My lovely wife, the self-taught Web Goddess, supports Obama (as does almost everybody we know in our blue-town/blue-state of Maplewood, New Jersey). I support McCain, primarily on the basis of the Iraq war issue. As I’ve discussed before, this makes for some careful-but-substantive conversations as the election drama unfolds.

Tempting though it may be sometimes to mock the opposing candidate, we know it can easily feel like mocking each other by proxy. Because we have an extraordinary personal bond, there is no worry that political differences might damage the relationship. But out of simple respect, we avoid excessive harshness and look for common ground, even as we state and stand by our opinions.

This model cannot, of course, be replicated in the broader society. Democracy depends upon the clash of ideas, and negative campaigning can be a highly effective way neutralize an opponent’s strength. However, excessive harshness can cause a backlash, as the Democrats and the media (but I repeat myself) have found in their initial feeding frenzy over Sarah Palin.

Palin may have gone too far herself in mocking community organizers in her acceptance speech. Less than a day after Palin’s speech, Daily Kos launched the meme of Jesus vs. Pontius Pilate, and it’s gaining a lot of traction. On Facebook, if you search the popular Flair application for “Community Organizer,” you’ll find more than two dozen buttons making this point. The button at left is the one that comes up first, indicating more people have chosen that than any other similarly themed button. I mention this because this button was created by my wife Nina, whose graphic design skills led her to design a button more readable than the alternatives, featuring a red-blue color scheme that helps tell the story.

The Republicans are seeking to buff some of the harsher edges off of the meme — McCain’s acceptance speech made a nod to community organizing without using the term, and then on Face the Nation he explicitly said that community organizing is “very honorable.”

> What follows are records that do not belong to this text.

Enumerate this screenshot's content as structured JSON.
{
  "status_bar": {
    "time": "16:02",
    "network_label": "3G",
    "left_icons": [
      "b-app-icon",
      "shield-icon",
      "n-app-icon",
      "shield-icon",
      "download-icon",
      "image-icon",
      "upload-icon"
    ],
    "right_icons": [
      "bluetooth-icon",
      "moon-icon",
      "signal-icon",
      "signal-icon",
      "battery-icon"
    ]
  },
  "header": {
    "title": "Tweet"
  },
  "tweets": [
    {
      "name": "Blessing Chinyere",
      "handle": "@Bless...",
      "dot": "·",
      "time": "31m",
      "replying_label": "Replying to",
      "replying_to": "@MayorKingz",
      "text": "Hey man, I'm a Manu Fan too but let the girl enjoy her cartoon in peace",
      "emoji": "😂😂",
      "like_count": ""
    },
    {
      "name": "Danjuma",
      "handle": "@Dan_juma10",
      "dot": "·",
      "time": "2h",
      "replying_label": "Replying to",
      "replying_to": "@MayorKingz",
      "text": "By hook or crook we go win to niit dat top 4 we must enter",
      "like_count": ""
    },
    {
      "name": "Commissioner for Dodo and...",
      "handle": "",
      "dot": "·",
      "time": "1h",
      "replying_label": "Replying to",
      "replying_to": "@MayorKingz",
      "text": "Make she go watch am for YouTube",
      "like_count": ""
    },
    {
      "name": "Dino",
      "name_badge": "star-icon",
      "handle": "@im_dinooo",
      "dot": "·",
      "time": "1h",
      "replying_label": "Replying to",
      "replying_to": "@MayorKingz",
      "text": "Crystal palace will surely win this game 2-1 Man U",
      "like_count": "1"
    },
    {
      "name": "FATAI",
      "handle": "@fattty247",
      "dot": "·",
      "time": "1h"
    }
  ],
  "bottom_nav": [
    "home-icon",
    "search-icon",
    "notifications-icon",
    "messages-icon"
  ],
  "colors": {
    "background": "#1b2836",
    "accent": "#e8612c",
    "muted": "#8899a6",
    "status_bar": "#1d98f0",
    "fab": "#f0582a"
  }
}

But I think the Jesus-vs-Pontius debate helps the Republicans much more than the Democrats. The downside for Republicans is it helps establish a High School Mean Girl image for Palin that will cost her some sympathy. However, what it does much more powerfully, I think, is emphasize two story lines that cannot help Obama: the experience issue (by all means let’s argue until Election Day about whether Obama has more experience than Palin), and the Obamessiah image that undermines the ability of many voters to feel comfortable with the idea of Obama in the very pragmatic and secular role of leader of the free world.